C'est sur cette dimension financière que s'est focalisé le groupe 4, en s'appuyant sur un important travail de diagnostic quant aux restes à charge à domicile et en établissement, à l'APA, à l'aide sociale à l'hébergement (ASH)… Pour, in fine, étudier trois scénarios : consolidation du système actuel, système où l'assurance maladie prendrait à sa charge les dépenses, système où l'assurance privée remplacerait à terme les dépenses d'APA. On le sait, la très large majorité des membres du groupe a privilégié le premier. Il semblerait donc bien que les deux autres soient définitivement écartés, y compris du côté du gouvernement. L'idée est, ainsi que l'a résumé Bertrand Fragonard, de "maintenir le dispositif actuel, centré sur un socle public puissant". Ce qui n'empêcherait pas, au contraire, plusieurs mesures d'amélioration : augmentation des plafonds de l'APA, modalités de réduction du reste à charge en établissement, introduction d'un barème national pour l'ASH, éventuelle instauration d'un "bouclier-dépendance"… Sur la partie recettes, il n'y a pas eu d'accord au sein du groupe. "C'est logique", a relevé Bertrand Fragonard, s'agissant de choix politiques de dépenses publiques. Certains principes ont toutefois été actés : pas de recours à l'endettement, pas de hausse des charges pesant sur le travail, attention particulière portée aux multiples niches fiscales… Enfin, s'agissant du volet assurantiel, qui resterait parfaitement facultatif, le groupe a souligné la nécessité de disposer de produits d'assurance encadrés et relativement normés.

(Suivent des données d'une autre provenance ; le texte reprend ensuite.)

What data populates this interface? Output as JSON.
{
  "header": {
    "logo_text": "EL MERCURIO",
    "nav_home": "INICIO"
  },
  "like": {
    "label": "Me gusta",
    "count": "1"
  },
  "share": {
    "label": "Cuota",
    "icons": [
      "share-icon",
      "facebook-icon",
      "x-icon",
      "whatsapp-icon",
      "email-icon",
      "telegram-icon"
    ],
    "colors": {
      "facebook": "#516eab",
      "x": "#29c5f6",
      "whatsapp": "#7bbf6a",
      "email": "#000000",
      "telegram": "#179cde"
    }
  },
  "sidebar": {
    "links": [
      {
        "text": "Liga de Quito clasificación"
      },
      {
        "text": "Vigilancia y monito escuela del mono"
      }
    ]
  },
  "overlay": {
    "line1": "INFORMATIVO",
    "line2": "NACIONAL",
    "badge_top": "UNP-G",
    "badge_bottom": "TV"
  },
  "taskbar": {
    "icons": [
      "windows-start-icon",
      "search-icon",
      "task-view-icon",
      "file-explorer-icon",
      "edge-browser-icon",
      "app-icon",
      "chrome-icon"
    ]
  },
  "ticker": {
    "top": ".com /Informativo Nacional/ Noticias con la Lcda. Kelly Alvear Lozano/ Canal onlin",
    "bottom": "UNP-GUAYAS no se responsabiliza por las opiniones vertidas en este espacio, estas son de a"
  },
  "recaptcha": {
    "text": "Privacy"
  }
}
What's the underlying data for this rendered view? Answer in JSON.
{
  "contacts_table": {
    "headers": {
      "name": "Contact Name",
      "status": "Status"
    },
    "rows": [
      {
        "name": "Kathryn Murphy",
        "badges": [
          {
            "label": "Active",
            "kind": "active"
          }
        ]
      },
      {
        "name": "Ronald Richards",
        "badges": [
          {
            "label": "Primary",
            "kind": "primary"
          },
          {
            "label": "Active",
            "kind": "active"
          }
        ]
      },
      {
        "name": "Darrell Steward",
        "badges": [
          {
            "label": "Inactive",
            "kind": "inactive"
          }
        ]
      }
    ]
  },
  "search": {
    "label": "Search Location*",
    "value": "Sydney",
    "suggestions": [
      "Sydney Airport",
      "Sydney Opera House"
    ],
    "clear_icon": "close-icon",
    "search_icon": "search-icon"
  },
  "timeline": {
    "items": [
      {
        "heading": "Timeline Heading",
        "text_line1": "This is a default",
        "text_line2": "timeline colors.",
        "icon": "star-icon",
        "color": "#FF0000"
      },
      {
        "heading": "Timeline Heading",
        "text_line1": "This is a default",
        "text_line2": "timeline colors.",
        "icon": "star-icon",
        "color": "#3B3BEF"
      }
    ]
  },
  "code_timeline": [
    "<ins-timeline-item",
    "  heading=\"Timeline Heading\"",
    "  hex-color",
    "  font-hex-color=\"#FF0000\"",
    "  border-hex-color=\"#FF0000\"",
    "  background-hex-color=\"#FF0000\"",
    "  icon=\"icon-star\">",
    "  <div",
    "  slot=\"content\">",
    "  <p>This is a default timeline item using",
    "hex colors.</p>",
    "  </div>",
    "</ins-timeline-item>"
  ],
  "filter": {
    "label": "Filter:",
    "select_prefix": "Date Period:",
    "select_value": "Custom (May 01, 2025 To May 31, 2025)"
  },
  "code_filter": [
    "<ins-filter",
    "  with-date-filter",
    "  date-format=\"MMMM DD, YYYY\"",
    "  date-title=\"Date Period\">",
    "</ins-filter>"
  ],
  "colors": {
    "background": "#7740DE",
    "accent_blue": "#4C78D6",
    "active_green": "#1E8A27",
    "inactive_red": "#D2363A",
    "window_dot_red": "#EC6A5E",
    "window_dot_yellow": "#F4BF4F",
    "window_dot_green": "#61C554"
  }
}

C'est bien sur la base de ces quatre rapports que Roselyne Bachelot va "proposer des scénarios" au chef de l'Etat, lequel devrait annoncer ses arbitrages courant juillet. Le calendrier ne pourra en effet gère s'étirer puisque Nicolas Sarkozy s'était engagé à ce que le projet de loi de financement de la sécurité sociale pour 2012 "soit le support d'un certain nombre d'engagements" – des engagements "strictement financiers", a rappelé la ministre. S'agissant des mesures "organisationnelles", elles devront donner lieu à d'autres textes ultérieurs. Dont, sans doute, un texte législatif pour "améliorer la gouvernance et la coordination". Mais "tout ne sera pas forcément législatif", a souligné Roselyne Bachelot, le volet prévention, par exemple, pouvant passer par un simple "plan". Elle a, enfin, indiqué qu'il fallait distinguer ce qui relève des "besoins d'urgence" (reste à charge, situation de certains départements et de certains services d'aide à domicile, aidants...) et ce qui relèvera du "moyen et long terme".